Berlin, January 17, 2010 (Pal Telegraph) - Agriculture officials from 50 countries on Saturday backed calls for the world's farms to drastically cut emissions of climate-changing carbon dioxide and other greenhouse gases. Whether it is burping cows or slash-and-burn agriculture, farmers have been accused worldwide of being major contributors to climate change.
Climate issues have taken centre stage at the Global Forum for Food and Agriculture (GFFA), an event held as part of the 10-day International Green Week trade fair for farm produce in Berlin.
German Agriculture Minister Ilse Aigner, chairwoman of the talks, said: "We farm ministers want to advance where the international community ground to a stop in Copenhagen (at the December climate summit)."
She said farmers face a conflict of interest, striving to increase yields while reducing emissions.
"To feed everybody on our planet in the year 2050, food availability has to grow 70 per cent," she said. "On the other hand, we have to do what we can to prevent the climate deteriorating. Farmers are both causers and victims at the same time."
Ideas on reconciling the rival aims are to be traded at a meeting next month of farm ministers, organized by the Organization for Economic Cooperation and Development.
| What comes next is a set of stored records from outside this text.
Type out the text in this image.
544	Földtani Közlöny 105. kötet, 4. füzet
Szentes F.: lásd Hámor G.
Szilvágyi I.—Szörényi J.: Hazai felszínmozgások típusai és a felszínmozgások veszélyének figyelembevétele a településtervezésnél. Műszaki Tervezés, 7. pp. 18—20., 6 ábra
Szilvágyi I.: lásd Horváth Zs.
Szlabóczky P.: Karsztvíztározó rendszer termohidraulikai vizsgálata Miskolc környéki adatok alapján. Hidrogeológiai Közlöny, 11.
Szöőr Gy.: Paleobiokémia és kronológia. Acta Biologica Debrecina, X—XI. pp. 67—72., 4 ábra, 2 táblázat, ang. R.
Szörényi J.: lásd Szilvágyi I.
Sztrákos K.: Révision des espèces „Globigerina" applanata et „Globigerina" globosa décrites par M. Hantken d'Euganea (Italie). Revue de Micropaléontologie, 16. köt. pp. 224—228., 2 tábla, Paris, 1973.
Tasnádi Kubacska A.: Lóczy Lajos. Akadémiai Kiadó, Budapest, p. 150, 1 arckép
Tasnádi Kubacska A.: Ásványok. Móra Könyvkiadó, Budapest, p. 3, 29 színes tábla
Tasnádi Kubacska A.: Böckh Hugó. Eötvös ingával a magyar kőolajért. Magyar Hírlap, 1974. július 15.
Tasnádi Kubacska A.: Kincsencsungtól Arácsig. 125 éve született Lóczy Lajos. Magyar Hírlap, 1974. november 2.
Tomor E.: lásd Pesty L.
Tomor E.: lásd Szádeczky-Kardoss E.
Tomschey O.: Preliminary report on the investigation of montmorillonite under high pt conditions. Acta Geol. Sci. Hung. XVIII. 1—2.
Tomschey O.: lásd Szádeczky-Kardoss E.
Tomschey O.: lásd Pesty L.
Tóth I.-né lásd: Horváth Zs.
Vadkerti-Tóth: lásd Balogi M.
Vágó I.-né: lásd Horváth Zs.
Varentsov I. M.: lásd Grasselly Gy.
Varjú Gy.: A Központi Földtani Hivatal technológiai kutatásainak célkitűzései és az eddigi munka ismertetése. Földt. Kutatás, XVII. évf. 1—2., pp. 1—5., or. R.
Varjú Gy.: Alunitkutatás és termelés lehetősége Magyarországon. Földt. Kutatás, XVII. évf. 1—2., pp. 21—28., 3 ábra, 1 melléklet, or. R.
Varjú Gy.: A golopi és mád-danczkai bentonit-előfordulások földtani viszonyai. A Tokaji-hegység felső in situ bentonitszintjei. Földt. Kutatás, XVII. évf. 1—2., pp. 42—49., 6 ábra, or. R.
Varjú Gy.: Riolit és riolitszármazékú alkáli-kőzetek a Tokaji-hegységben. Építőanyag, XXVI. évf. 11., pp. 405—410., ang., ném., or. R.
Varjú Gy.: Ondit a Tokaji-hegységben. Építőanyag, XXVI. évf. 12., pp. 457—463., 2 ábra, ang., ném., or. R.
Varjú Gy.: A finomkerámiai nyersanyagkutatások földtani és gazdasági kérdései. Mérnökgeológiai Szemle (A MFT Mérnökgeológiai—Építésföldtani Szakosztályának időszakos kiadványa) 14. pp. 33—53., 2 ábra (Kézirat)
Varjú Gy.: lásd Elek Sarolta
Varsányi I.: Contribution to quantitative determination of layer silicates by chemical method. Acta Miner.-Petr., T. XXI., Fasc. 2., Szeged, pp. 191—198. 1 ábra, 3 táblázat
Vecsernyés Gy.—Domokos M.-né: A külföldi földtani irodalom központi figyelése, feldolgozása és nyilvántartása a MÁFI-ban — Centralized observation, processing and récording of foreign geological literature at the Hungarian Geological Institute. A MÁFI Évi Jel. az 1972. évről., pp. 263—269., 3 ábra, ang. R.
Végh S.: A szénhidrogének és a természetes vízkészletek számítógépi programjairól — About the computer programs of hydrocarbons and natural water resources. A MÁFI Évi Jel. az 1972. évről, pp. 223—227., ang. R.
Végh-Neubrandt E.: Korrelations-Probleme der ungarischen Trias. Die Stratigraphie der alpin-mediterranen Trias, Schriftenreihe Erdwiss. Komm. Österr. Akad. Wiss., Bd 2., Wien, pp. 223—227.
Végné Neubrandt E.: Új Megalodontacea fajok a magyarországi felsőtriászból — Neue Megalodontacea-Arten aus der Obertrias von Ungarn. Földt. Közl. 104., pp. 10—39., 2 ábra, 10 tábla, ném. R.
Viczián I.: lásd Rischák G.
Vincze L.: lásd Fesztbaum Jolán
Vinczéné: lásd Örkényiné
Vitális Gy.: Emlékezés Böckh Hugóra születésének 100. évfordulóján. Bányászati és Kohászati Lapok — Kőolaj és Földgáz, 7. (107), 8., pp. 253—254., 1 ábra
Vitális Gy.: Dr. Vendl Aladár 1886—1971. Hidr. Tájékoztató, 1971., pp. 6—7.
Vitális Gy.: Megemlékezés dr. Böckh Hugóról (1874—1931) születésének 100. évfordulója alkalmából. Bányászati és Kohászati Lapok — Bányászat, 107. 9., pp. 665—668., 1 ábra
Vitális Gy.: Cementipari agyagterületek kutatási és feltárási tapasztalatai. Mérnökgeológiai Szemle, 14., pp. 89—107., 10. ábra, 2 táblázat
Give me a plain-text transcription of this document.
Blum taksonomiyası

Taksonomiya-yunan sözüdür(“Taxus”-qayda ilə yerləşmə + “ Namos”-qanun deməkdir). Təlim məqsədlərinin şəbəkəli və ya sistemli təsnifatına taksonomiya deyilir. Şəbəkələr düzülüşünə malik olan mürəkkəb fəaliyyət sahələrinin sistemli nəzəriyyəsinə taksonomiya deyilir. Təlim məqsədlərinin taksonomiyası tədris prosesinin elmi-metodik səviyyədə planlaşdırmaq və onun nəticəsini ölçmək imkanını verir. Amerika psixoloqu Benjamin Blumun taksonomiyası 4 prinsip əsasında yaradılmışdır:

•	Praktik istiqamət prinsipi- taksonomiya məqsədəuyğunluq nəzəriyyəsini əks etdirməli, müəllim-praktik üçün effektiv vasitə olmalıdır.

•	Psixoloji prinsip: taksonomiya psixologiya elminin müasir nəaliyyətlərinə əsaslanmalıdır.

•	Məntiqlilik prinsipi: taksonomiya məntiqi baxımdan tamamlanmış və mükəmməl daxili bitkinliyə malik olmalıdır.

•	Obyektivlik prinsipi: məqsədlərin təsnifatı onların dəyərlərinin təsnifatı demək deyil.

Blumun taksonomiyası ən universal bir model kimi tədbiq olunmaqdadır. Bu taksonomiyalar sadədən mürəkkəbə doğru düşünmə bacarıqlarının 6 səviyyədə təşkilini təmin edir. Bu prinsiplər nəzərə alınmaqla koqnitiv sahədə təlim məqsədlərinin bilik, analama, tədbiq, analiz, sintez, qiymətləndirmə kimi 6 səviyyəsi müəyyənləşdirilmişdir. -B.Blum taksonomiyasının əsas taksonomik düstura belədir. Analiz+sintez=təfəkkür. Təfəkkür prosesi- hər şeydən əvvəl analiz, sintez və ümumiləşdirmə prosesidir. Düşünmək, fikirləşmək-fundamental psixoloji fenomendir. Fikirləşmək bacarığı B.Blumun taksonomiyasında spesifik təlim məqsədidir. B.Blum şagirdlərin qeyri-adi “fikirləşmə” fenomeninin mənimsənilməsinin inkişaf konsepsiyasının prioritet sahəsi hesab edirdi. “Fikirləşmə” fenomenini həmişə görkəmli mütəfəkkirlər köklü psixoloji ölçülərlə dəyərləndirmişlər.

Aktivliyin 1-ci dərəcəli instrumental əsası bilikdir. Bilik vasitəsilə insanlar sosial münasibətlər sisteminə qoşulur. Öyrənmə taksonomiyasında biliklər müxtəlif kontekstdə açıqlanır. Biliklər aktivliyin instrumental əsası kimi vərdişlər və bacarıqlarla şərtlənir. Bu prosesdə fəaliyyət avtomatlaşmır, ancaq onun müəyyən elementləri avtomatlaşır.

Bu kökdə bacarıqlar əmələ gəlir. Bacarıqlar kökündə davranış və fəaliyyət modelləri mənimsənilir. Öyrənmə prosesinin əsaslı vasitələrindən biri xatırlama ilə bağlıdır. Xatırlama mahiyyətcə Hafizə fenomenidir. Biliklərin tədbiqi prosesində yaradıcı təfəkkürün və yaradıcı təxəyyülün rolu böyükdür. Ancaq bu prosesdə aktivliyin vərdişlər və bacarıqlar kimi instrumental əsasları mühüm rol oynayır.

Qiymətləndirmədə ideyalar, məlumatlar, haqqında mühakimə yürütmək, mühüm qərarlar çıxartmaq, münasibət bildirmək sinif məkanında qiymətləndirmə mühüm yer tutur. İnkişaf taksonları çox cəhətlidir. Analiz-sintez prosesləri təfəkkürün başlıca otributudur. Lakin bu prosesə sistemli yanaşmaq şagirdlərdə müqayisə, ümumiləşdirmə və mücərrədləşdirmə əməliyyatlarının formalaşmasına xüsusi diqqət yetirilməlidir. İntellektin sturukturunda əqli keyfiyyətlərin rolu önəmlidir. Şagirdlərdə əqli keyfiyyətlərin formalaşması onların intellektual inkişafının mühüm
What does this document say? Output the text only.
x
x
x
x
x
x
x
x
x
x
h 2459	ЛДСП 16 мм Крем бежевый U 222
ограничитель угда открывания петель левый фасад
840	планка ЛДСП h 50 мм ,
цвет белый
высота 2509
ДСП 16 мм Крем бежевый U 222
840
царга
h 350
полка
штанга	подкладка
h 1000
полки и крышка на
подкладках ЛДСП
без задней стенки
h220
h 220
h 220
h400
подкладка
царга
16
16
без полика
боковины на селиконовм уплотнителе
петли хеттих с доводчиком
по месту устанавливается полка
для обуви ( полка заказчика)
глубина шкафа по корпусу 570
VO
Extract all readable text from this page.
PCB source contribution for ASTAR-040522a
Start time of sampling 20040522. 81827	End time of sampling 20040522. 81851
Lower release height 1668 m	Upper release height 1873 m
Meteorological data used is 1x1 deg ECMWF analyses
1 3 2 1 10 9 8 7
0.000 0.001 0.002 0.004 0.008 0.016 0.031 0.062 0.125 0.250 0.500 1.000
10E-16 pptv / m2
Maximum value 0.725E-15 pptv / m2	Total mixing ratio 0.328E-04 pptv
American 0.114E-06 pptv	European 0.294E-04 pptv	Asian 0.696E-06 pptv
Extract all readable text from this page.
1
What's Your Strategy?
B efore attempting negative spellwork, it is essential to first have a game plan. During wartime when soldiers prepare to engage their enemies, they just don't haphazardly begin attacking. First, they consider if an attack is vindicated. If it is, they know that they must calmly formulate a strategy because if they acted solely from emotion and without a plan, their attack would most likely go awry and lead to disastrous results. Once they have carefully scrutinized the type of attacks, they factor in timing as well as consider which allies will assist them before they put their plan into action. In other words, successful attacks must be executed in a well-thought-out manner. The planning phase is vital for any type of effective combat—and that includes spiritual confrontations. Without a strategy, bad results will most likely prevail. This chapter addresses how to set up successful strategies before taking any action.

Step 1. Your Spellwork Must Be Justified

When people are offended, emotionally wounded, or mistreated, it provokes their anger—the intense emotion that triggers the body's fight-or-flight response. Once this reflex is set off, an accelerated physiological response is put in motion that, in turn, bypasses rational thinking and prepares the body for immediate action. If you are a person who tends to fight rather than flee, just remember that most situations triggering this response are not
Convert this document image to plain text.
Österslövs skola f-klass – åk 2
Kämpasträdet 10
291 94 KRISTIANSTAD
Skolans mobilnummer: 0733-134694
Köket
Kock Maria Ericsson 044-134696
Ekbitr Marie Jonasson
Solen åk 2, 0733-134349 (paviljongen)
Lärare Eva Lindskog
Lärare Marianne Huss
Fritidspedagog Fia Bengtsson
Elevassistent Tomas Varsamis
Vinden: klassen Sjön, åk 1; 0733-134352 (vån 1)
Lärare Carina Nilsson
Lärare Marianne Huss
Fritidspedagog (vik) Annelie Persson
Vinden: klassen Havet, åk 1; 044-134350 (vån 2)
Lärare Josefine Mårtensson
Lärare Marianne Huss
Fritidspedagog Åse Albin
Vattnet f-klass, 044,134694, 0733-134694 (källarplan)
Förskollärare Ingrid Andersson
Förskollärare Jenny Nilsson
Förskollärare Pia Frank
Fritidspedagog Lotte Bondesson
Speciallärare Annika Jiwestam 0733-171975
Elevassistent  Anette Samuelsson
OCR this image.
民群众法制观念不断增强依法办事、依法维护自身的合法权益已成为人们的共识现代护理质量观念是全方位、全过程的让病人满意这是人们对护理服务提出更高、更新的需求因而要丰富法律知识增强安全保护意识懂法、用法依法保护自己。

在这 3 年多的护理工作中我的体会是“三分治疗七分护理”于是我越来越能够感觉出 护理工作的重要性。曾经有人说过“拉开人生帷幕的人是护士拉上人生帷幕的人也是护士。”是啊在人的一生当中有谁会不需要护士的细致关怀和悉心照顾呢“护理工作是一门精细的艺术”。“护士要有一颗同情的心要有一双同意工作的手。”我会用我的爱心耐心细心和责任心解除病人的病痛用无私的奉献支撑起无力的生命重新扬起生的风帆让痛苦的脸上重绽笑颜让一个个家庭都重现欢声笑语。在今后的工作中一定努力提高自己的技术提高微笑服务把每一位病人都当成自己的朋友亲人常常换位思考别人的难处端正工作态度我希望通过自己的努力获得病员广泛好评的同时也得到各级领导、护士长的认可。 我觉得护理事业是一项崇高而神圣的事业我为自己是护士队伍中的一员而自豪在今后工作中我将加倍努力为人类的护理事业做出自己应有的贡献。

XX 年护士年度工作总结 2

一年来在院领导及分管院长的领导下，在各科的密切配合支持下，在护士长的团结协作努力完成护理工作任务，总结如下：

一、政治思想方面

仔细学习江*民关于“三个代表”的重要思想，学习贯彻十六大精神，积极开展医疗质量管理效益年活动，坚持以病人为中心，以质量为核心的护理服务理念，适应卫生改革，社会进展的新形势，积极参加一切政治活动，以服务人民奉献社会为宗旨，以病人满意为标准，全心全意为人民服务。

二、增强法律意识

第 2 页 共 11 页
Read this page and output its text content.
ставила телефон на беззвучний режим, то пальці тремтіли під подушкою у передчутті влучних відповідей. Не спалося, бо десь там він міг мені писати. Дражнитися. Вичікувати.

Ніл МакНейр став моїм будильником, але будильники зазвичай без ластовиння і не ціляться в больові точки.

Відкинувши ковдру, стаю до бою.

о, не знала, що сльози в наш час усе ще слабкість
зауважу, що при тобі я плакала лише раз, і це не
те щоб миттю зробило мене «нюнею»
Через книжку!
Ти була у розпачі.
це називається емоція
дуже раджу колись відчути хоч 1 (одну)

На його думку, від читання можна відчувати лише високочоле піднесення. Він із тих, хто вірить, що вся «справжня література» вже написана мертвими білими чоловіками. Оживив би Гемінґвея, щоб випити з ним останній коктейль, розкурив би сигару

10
China rejected accusations that it had blocked a deal last month at the Copenhagen climate summit.
Chinese Vice-Minister of Agriculture Niu Dun said that a climate accord required that a no more than a "fair burden" be placed on developing and emerging economies.
"My view is that the Chinese delegation at the Copenhagen conference operated responsibly and in a very future-oriented way," he said in Berlin.
Niu said that China would continue to work hard to fight global warming, and it was in its own interest to deal alertly with the issue since China was "the world's biggest developing country."
Aigner and the deputy director of the UN Food and Agricultural Organization (FAO), Alexander Mueller, said that one way to help was for farmers to offer deep rock under their land as sites to sequester carbon dioxide.
Ajay Vashee, chairman of the International Federation of Agricultural Producers (IFAP), warned that it was unfair to abandon farmers to suffer all the negative effects of global warming without government help.
Green Week was in full swing on its second day, with 350 out-of- town coaches arriving by midday Saturday with people from around Europe eager to see and taste the current season's farm food quality.